Forced Evacuations Hurricane

With the tropical storm season underway and our first Forced Evacuations occurring in Florida, I thought it a good time to chime in on the subject. What responsibility does government; local, state, and federal, have in protecting us from dangerous natural disasters? Should they be able to take us from our homes in forced evacuations?

There are arguments to be made on both sides of the issue. The unpredictability of natural disasters like hurricanes and volcanic eruptions often mean that many people were forced to leave their homes when the calamity never arrived. This is essentially government protecting people who do not want or presumably need such shielding.

On the other hand, it is often the case that citizens refuse to evacuate a location and end up in a situation where government agents spend time and effort rescuing such people. This costs money and, of course, there are those who cannot be rescued and die. These people would all have been better off if they complied with the evacuation order. Thus, government officials feel justified in a forced evacuation. If you won’t leave on your own, you’ll leave at the barrel of a gun wielded by your friendly law enforcement officers. If you’re too stupid to save yourself, we’ll do it for you.

It’s obviously not just forced evacuations but all sorts of mandatory actions the government puts on its citizens in the face of potential emergency. Stores are closed, businesses lose revenue, people lose salary, and various other economic consequences occur when the government makes such decisions for us. Yet, the amount of money lost is miniscule compared to the dollars spent if the businesses remained open and occupied and the potential disaster came to fruition.

The answer for this Libertarian is not so simple and certainly painful. In today’s world there is no excuse not to know a dangerous situation is impending. The government has every right to warn citizens and make suggestions about their behavior. If people refuse, they should not expect the government to make any attempt to rescue them. It’s easy to say something like that but what if thousands of people are about to drown? Would I send in a rescue team? Of course, I would. Therein lies the problem.

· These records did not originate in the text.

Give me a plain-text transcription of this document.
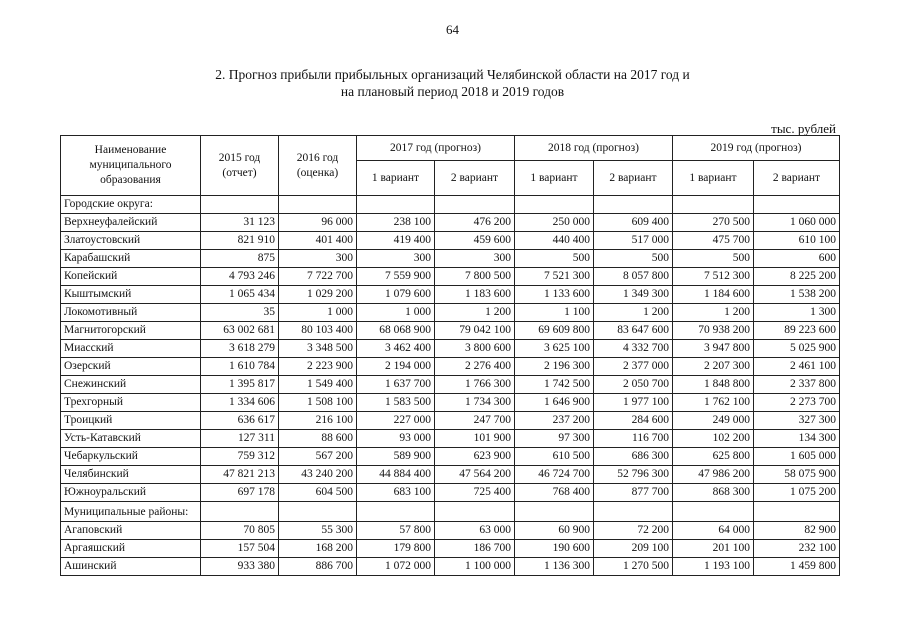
64
2. Прогноз прибыли прибыльных организаций Челябинской области на 2017 год и
на плановый период 2018 и 2019 годов
тыс. рублей
Наименование муниципального образования	2015 год (отчет)	2016 год (оценка)	2017 год (прогноз)		2018 год (прогноз)		2019 год (прогноз)	
			1 вариант	2 вариант	1 вариант	2 вариант	1 вариант	2 вариант
Городские округа:								
Верхнеуфалейский	31 123	96 000	238 100	476 200	250 000	609 400	270 500	1 060 000
Златоустовский	821 910	401 400	419 400	459 600	440 400	517 000	475 700	610 100
Карабашский	875	300	300	300	500	500	500	600
Копейский	4 793 246	7 722 700	7 559 900	7 800 500	7 521 300	8 057 800	7 512 300	8 225 200
Кыштымский	1 065 434	1 029 200	1 079 600	1 183 600	1 133 600	1 349 300	1 184 600	1 538 200
Локомотивный	35	1 000	1 000	1 200	1 100	1 200	1 200	1 300
Магнитогорский	63 002 681	80 103 400	68 068 900	79 042 100	69 609 800	83 647 600	70 938 200	89 223 600
Миасский	3 618 279	3 348 500	3 462 400	3 800 600	3 625 100	4 332 700	3 947 800	5 025 900
Озерский	1 610 784	2 223 900	2 194 000	2 276 400	2 196 300	2 377 000	2 207 300	2 461 100
Снежинский	1 395 817	1 549 400	1 637 700	1 766 300	1 742 500	2 050 700	1 848 800	2 337 800
Трехгорный	1 334 606	1 508 100	1 583 500	1 734 300	1 646 900	1 977 100	1 762 100	2 273 700
Троицкий	636 617	216 100	227 000	247 700	237 200	284 600	249 000	327 300
Усть-Катавский	127 311	88 600	93 000	101 900	97 300	116 700	102 200	134 300
Чебаркульский	759 312	567 200	589 900	623 900	610 500	686 300	625 800	1 605 000
Челябинский	47 821 213	43 240 200	44 884 400	47 564 200	46 724 700	52 796 300	47 986 200	58 075 900
Южноуральский	697 178	604 500	683 100	725 400	768 400	877 700	868 300	1 075 200
Муниципальные районы:								
Агаповский	70 805	55 300	57 800	63 000	60 900	72 200	64 000	82 900
Аргаяшский	157 504	168 200	179 800	186 700	190 600	209 100	201 100	232 100
Ашинский	933 380	886 700	1 072 000	1 100 000	1 136 300	1 270 500	1 193 100	1 459 800
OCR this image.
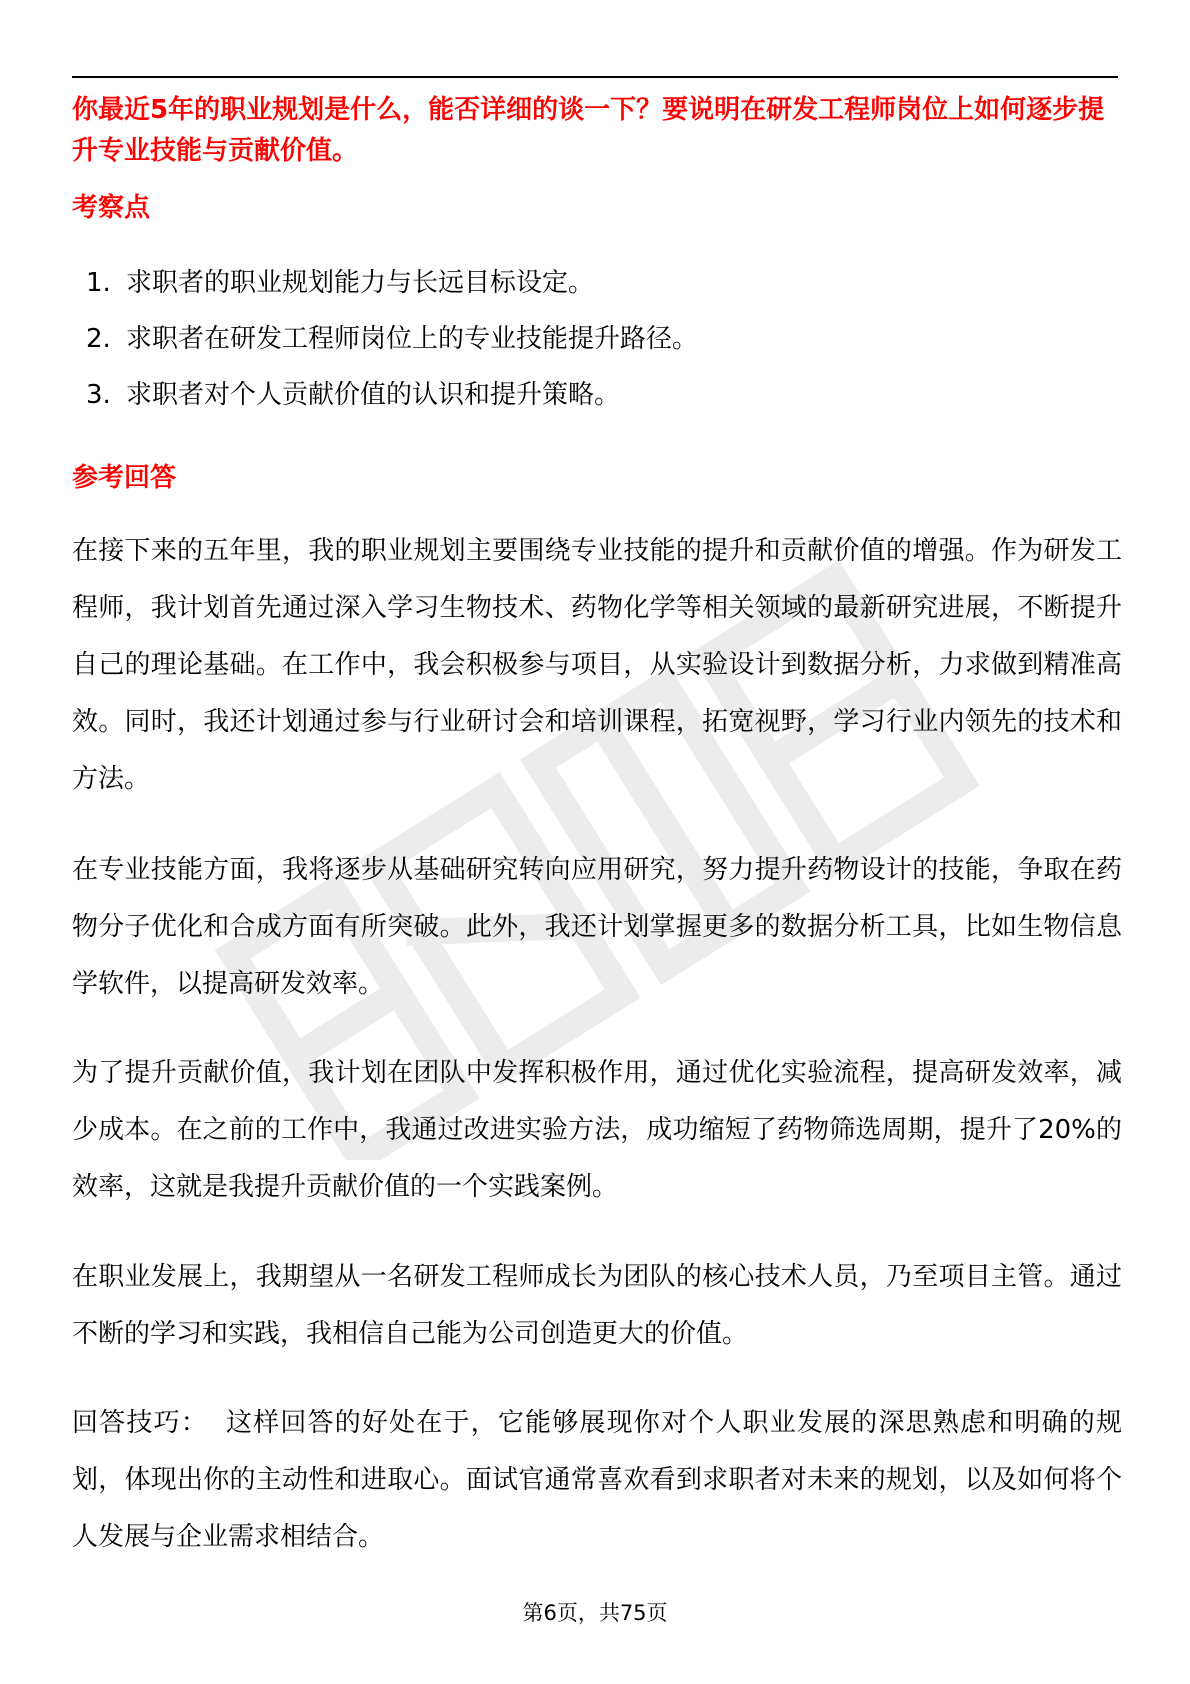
你最近5年的职业规划是什么，能否详细的谈一下？要说明在研发工程师岗位上如何逐步提升专业技能与贡献价值。
考察点
1. 求职者的职业规划能力与长远目标设定。
2. 求职者在研发工程师岗位上的专业技能提升路径。
3. 求职者对个人贡献价值的认识和提升策略。
参考回答

在接下来的五年里，我的职业规划主要围绕专业技能的提升和贡献价值的增强。作为研发工程师，我计划首先通过深入学习生物技术、药物化学等相关领域的最新研究进展，不断提升自己的理论基础。在工作中，我会积极参与项目，从实验设计到数据分析，力求做到精准高效。同时，我还计划通过参与行业研讨会和培训课程，拓宽视野，学习行业内领先的技术和方法。

在专业技能方面，我将逐步从基础研究转向应用研究，努力提升药物设计的技能，争取在药物分子优化和合成方面有所突破。此外，我还计划掌握更多的数据分析工具，比如生物信息学软件，以提高研发效率。

为了提升贡献价值，我计划在团队中发挥积极作用，通过优化实验流程，提高研发效率，减少成本。在之前的工作中，我通过改进实验方法，成功缩短了药物筛选周期，提升了20%的效率，这就是我提升贡献价值的一个实践案例。

在职业发展上，我期望从一名研发工程师成长为团队的核心技术人员，乃至项目主管。通过不断的学习和实践，我相信自己能为公司创造更大的价值。

回答技巧： 这样回答的好处在于，它能够展现你对个人职业发展的深思熟虑和明确的规划，体现出你的主动性和进取心。面试官通常喜欢看到求职者对未来的规划，以及如何将个人发展与企业需求相结合。

第6页，共75页
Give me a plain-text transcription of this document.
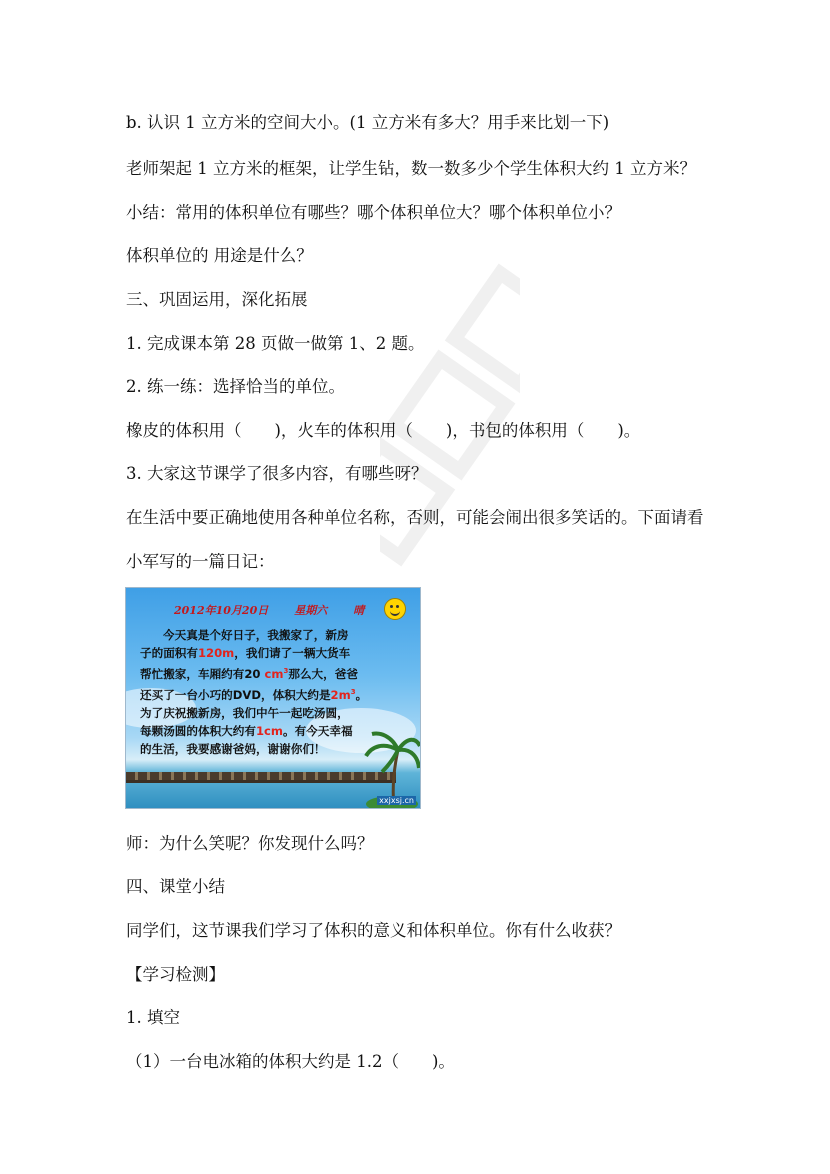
b. 认识 1 立方米的空间大小。(1 立方米有多大？用手来比划一下)
老师架起 1 立方米的框架，让学生钻，数一数多少个学生体积大约 1 立方米？
小结：常用的体积单位有哪些？哪个体积单位大？哪个体积单位小？
体积单位的 用途是什么？
三、巩固运用，深化拓展
1. 完成课本第 28 页做一做第 1、2 题。
2. 练一练：选择恰当的单位。
橡皮的体积用（　　)，火车的体积用（　　)，书包的体积用（　　)。
3. 大家这节课学了很多内容，有哪些呀？
在生活中要正确地使用各种单位名称，否则，可能会闹出很多笑话的。下面请看
小军写的一篇日记：
2012年10月20日 星期六 晴

今天真是个好日子，我搬家了，新房

子的面积有120m，我们请了一辆大货车

帮忙搬家，车厢约有20 $cm^3$那么大，爸爸

还买了一台小巧的DVD，体积大约是$2m^3$。

为了庆祝搬新房，我们中午一起吃汤圆，

每颗汤圆的体积大约有1cm。有今天幸福

的生活，我要感谢爸妈，谢谢你们！

xxjxsj.cn
师：为什么笑呢？你发现什么吗？
四、课堂小结
同学们，这节课我们学习了体积的意义和体积单位。你有什么收获？
【学习检测】
1. 填空
（1）一台电冰箱的体积大约是 1.2（　　)。
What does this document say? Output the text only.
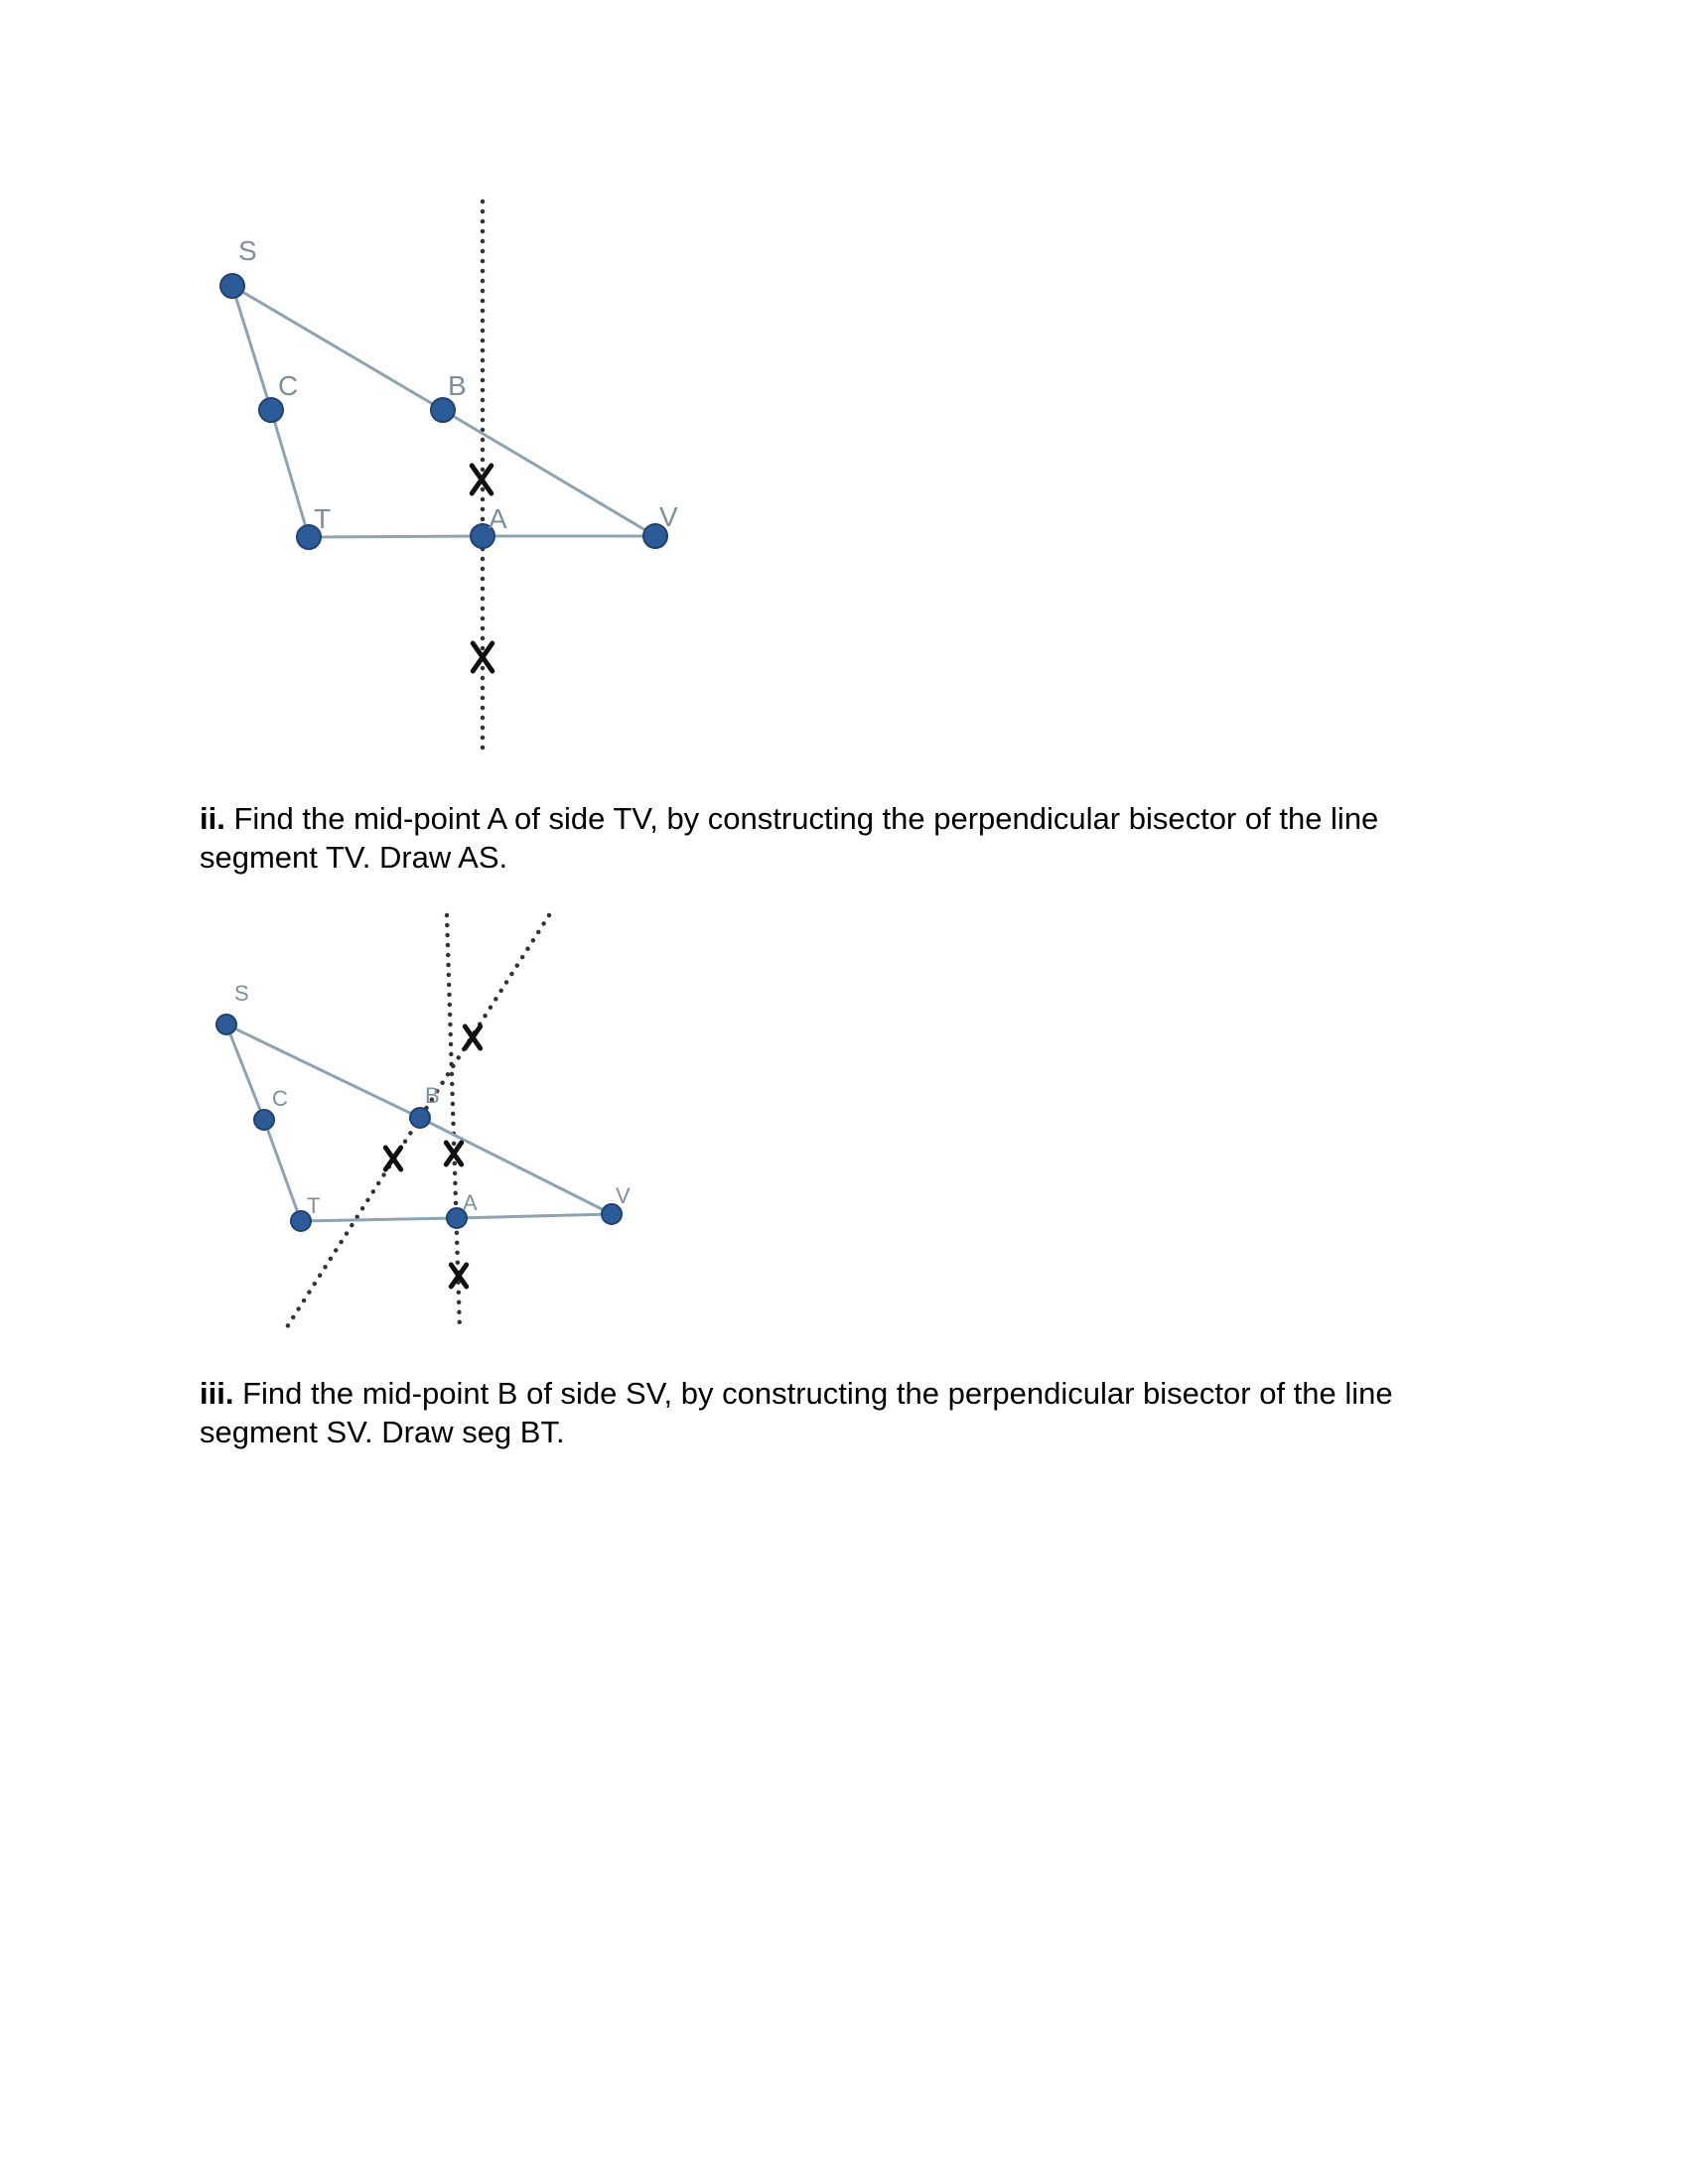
S
C	B
T	A	V
S
C	B
T	A	V

ii. Find the mid-point A of side TV, by constructing the perpendicular bisector of the line
segment TV. Draw AS.

iii. Find the mid-point B of side SV, by constructing the perpendicular bisector of the line
segment SV. Draw seg BT.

Were I in charge in such a situation I would simply make that reality plain to all. There is the potential for a disaster. I recommend you leave. If you choose to stay you might not be rescued but I will do my best to rescue you in any case. It will cost money and that will be paid for out of taxes from all the people who did heed the warning, and everyone else in the region.

The other option is to force evacuations when most of the time they are unwarranted. This also costs money. Neither option is perfect, neither is life, or tracking the path of a hurricane.